Book review

Book review

Cutshaw, Oliver. Recovery, Reframing and Renewal: Surviving an Information Science Career Crisis in a Time of Change. Chandos Publishing, 2011.

Recovery, Reframing and Renewal tells the real-life story of Oliver Cutshaw an American librarian who during 2007-2008 was forced to re-evaluate his career following relocation to provide eldercare. In trying to find another job, Cutshaw reflects on the ups and downs of his personal job search journey and offers advice that is useful to all job seekers in an uncertain employment market.
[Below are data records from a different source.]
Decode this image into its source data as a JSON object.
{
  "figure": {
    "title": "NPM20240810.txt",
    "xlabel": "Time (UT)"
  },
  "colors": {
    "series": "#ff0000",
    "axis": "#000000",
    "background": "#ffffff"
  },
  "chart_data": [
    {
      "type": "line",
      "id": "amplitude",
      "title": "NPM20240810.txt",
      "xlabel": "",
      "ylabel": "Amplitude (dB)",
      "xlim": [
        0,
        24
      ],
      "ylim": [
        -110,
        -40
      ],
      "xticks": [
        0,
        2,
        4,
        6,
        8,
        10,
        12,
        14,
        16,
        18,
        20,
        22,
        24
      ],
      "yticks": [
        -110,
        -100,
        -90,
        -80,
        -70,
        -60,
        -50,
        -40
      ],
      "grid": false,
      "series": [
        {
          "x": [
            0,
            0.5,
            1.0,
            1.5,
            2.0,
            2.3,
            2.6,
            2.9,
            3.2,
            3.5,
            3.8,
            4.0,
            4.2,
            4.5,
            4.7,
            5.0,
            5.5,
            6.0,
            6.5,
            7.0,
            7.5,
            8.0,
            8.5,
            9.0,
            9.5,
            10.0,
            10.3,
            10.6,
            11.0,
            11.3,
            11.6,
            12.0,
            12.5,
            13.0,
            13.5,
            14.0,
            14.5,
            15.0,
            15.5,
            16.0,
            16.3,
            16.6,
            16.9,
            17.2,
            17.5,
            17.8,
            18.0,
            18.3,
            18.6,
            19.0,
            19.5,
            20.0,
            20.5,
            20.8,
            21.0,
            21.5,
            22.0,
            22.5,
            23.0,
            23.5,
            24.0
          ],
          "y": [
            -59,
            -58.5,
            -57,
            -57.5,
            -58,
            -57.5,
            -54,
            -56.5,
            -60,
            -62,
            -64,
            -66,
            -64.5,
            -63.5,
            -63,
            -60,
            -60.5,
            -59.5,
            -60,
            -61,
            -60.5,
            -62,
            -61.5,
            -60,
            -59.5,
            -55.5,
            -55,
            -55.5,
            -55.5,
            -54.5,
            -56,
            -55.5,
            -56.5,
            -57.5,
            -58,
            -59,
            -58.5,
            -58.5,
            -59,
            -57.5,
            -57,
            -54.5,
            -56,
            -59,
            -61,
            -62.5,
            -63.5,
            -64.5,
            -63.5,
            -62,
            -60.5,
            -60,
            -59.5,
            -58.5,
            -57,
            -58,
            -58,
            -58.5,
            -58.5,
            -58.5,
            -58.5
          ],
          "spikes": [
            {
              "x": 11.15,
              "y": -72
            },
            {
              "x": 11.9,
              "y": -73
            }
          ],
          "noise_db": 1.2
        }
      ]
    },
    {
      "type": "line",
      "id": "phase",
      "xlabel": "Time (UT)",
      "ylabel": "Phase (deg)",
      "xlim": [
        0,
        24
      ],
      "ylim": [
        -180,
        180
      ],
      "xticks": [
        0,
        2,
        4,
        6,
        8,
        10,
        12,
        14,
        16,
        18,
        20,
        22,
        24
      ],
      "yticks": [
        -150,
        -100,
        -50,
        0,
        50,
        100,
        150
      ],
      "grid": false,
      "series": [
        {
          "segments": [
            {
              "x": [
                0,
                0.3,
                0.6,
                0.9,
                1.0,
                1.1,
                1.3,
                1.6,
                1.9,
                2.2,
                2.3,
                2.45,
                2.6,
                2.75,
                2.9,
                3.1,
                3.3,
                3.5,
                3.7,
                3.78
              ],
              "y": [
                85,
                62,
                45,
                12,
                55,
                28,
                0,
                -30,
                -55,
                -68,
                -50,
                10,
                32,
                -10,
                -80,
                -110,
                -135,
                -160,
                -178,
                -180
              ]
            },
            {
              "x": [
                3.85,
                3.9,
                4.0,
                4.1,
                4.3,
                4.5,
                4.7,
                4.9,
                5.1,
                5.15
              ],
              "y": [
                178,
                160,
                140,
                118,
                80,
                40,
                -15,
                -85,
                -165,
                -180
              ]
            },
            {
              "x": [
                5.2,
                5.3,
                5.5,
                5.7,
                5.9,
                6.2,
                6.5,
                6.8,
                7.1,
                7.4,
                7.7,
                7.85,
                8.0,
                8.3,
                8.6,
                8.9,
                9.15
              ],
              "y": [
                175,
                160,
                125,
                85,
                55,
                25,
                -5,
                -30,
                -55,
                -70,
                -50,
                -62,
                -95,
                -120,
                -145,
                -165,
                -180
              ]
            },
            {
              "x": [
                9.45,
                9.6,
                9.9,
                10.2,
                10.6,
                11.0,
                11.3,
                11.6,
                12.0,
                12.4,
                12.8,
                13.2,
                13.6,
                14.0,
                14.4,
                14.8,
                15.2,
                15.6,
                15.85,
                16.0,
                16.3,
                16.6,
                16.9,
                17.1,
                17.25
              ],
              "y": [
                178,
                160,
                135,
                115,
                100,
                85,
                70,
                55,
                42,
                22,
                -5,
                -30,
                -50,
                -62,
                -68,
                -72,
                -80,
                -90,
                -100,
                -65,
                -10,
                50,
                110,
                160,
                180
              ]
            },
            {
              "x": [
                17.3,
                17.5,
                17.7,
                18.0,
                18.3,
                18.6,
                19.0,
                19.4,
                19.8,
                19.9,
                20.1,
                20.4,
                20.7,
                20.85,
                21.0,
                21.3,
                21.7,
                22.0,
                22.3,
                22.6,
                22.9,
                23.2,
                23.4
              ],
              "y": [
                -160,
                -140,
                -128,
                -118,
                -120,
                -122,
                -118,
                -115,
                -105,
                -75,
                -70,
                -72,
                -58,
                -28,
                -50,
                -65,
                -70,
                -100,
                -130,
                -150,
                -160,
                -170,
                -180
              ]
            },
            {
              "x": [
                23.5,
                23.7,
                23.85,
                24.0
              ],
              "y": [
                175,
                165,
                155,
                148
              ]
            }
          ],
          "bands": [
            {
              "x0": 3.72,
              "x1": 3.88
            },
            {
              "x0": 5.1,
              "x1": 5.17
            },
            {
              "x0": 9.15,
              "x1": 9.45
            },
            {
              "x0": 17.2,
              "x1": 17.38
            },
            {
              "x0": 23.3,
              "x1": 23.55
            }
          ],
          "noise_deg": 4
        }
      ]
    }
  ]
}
Cutshaw gives a well-written insight into what happens to someone who had a good job and promising library career as a middle manager and preservation librarian at Harvard University and what they feel when that happens. In ten chapters Cutshaw describes what it is like to have everything turned on its head, even if the decision to leave his academic workplace and relocate to California was a voluntary one. He examines the difficulties facing information professionals faced with technological change, economic decline and personal crises.

Photo by Susan Mends

There are few books of this type available and Recovery, Reframing and Renewal gives a clear insight into what runs through the mind of someone facing career change.

Cutshaw writes about

  • Being unprepared for career change
  • The problems of having associated yourself with your work
  • The frustrating, often powerless, modern job search
  • How hard it is not to take rejection personally in job seeking
  • The problem of depression and offers advice on maintaining well-being
  • The perceived loss of desirability as an applicant
  • The survival skills required
  • The need to re-evaluate, to re-invent, to pick yourself up, to keep yourself marketable

All in all, the book analyses the wide number of topics that are part of “…the bittersweet process of employment renewal and personal re-invention.” (Cutshaw 54)

Although it is not a self-help ‘tick the box’ career book with exercises, reading through there are many insights for people in a career crisis and these in turn encourage self-reflection, for example, supporting

  • the move away from identifying jobs that match the one you had to identifying skills
  • the need for career flexibility
  • clear goals
  • persistent effort

As well as practical advice for job searching with guidance on what to put in your CVs to how to perform at job interviews.

This case study provides:

  • a male perspective
  • a carer perspective
  • a discussion of the impact of relocation upon a career

Cutshaw was unprepared for the difficulties he faced in finding his next job. He found himself being too narrowly focused in his early searches and he went on a job search journey where he slowly realised his approach was out-of-date and unsuited to the job market. Upon reflection he was frustrated at not having come to this realisation much sooner. Cutshaw’s discussion of this mirrors other sections in the book, less ‘you must do this’ and more ‘this is what I learned’. It is ultimately optimistic as Cutshaw reframed his career and achieved a new position.